Common GST Mistakes by SaaS Start-ups

  • Raising proforma invoices instead of tax invoices
  • Collecting payments without issuing GST invoices
  • Non-registration under GST even after crossing ₹20 lakh/₹40 lakh threshold
  • Incorrect place-of-supply tagging for export of services (especially for global SaaS)
  • Missing HSN/SAC codes or GSTIN on invoices

Practical Steps for Start-ups

  1. Register for GST immediately if annual revenue crosses the limit (₹20 lakh in services for most states).
  2. Issue GST-compliant invoices for every sale, including international subscriptions.
  3. Mention GSTIN, SAC code, invoice number, and place of supply properly.
  4. File GSTR-1 and GSTR-3B timely every month or quarter.
  5. Reconcile accounting books with GSTR-1 before financial due diligence.
  6. For SaaS exports: File LUT (Letter of Undertaking) to avoid IGST payment, and document exports properly.
  7. Audit contracts and billing platforms to ensure they auto-generate compliant invoices.

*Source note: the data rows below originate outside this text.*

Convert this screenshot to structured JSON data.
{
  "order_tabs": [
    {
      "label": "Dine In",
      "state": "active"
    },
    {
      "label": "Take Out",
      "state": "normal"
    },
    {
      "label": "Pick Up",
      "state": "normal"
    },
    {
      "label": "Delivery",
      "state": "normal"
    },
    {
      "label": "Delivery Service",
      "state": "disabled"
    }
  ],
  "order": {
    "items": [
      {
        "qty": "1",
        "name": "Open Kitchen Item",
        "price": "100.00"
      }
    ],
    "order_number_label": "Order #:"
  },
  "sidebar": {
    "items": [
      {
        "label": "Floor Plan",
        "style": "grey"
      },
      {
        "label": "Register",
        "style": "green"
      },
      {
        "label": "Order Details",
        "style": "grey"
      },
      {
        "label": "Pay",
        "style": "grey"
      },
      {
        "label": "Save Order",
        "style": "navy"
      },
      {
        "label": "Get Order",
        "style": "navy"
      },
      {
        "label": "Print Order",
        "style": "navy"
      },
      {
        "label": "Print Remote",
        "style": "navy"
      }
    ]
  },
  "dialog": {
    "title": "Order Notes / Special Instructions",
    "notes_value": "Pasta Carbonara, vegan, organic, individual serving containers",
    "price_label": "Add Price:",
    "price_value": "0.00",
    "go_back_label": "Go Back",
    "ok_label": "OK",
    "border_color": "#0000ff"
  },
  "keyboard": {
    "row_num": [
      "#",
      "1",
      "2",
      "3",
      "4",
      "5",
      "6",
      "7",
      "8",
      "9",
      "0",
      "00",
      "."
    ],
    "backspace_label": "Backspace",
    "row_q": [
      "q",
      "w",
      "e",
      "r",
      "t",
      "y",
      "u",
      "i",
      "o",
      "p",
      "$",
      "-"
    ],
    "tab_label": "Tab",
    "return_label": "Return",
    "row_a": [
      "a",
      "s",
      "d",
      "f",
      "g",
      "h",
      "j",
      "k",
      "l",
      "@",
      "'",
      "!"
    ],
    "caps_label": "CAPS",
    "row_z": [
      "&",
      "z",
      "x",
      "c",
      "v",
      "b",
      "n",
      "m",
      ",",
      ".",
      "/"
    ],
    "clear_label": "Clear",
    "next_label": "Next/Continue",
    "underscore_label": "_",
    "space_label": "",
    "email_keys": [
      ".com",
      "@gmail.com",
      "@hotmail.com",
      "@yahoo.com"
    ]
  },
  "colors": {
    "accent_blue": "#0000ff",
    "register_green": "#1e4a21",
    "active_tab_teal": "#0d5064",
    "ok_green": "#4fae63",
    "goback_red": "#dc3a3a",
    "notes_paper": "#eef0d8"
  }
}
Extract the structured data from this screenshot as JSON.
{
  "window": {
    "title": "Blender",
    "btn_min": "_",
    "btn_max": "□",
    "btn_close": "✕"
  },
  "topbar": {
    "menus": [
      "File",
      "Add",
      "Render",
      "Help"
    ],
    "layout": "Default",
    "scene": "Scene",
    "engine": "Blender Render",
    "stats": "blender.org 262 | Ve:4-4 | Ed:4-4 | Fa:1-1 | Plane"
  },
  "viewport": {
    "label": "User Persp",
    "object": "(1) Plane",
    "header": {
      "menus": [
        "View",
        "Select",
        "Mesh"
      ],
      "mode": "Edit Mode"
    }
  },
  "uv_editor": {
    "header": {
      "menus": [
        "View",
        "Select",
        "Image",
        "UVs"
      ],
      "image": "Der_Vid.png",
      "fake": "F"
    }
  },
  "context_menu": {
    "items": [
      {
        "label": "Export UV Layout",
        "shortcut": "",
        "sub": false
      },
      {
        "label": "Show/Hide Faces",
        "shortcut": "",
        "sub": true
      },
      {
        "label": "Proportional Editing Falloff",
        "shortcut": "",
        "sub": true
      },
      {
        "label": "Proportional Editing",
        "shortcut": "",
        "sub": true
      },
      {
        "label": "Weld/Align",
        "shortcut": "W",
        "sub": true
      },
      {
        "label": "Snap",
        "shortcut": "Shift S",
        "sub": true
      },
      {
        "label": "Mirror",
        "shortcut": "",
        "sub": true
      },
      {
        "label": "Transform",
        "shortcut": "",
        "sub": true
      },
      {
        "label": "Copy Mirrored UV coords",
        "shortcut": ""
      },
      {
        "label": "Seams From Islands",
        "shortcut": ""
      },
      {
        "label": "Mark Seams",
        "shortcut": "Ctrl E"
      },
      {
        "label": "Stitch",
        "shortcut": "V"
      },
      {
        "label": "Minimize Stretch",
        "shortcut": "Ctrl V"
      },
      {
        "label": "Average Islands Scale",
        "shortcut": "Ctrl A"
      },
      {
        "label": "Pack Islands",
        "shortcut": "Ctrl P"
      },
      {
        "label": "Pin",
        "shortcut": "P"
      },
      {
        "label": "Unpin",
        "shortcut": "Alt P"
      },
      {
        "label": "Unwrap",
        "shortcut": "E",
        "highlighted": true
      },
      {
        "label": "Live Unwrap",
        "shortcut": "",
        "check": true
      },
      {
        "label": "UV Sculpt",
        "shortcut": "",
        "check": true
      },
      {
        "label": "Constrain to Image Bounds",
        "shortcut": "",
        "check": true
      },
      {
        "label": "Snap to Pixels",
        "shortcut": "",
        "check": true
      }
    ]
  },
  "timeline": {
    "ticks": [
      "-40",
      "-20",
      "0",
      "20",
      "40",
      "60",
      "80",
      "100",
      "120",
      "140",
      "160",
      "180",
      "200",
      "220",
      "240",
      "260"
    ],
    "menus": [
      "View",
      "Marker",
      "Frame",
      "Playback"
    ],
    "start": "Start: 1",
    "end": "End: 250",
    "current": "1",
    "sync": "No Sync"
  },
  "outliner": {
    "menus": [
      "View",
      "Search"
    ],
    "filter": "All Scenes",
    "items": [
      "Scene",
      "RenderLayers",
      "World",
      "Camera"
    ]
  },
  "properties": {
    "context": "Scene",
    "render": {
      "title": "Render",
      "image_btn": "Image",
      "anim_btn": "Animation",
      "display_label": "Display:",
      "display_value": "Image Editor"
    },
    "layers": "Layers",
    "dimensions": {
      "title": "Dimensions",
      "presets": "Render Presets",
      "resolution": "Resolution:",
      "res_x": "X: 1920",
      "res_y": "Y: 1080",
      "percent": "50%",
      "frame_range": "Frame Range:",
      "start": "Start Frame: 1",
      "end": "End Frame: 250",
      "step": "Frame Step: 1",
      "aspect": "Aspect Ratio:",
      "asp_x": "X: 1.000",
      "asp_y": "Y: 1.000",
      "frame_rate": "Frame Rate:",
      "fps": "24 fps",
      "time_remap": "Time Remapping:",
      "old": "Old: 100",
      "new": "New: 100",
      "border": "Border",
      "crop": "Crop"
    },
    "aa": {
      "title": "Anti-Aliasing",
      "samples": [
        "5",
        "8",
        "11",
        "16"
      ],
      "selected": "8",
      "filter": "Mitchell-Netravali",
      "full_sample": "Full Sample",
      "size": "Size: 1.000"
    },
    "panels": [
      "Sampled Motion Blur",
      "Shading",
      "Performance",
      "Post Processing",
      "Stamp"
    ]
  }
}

Example of a Simple GST-Compliant SaaS Invoice

FieldExample Entry
Invoice NumberSaaS/2025/001
Invoice Date01-05-2025
Supplier GSTIN09ABCDE1234F1Z1
Buyer DetailsName, Address, GSTIN (if B2B)
Service DescriptionCloud-Based CRM Subscription
SAC Code9983
Taxable Value₹1,00,000
IGST₹18,000 (for export)
Total Invoice Value₹1,18,000

Conclusion

For SaaS start-ups planning Series A, Series B, or acquisition, GST compliance is no longer optional. Without GST-compliant invoices and proper filings, you not only risk tax liabilities but also risk losing investor trust. A clean GST trail significantly boosts investor confidence and valuation.

Call to Action and Disclaimer

Facing a funding round and need a quick GST compliance health check?

Schedule a meeting with our Chartered Accountant, Anshul Goyal, by visiting:

Disclaimer: I am Anshul Goyal, a Chartered Accountant licensed with ICAI, India. This blog is meant for informational purposes only and should not substitute professional advice.

Frequently Asked Questions

1. Is GST mandatory for SaaS companies selling internationally?
Yes, GST registration is mandatory once turnover crosses the basic threshold. You can then export services under LUT without paying IGST.

2. Can I issue invoices without GSTIN if I am below ₹20 lakh revenue?
Yes, but once you cross ₹20 lakh (or ₹10 lakh for special category states), GST registration becomes mandatory.

3. How does GST non-compliance affect funding?
It creates legal and financial risks for investors, leading to reduced valuations or funding delays.

4. What if I collected money but did not raise a GST invoice?
You are still liable to pay GST and may face penalties and interest.

5. Can SaaS startups claim input GST on expenses?
Yes, once registered, you can claim input GST credit on eligible business expenses.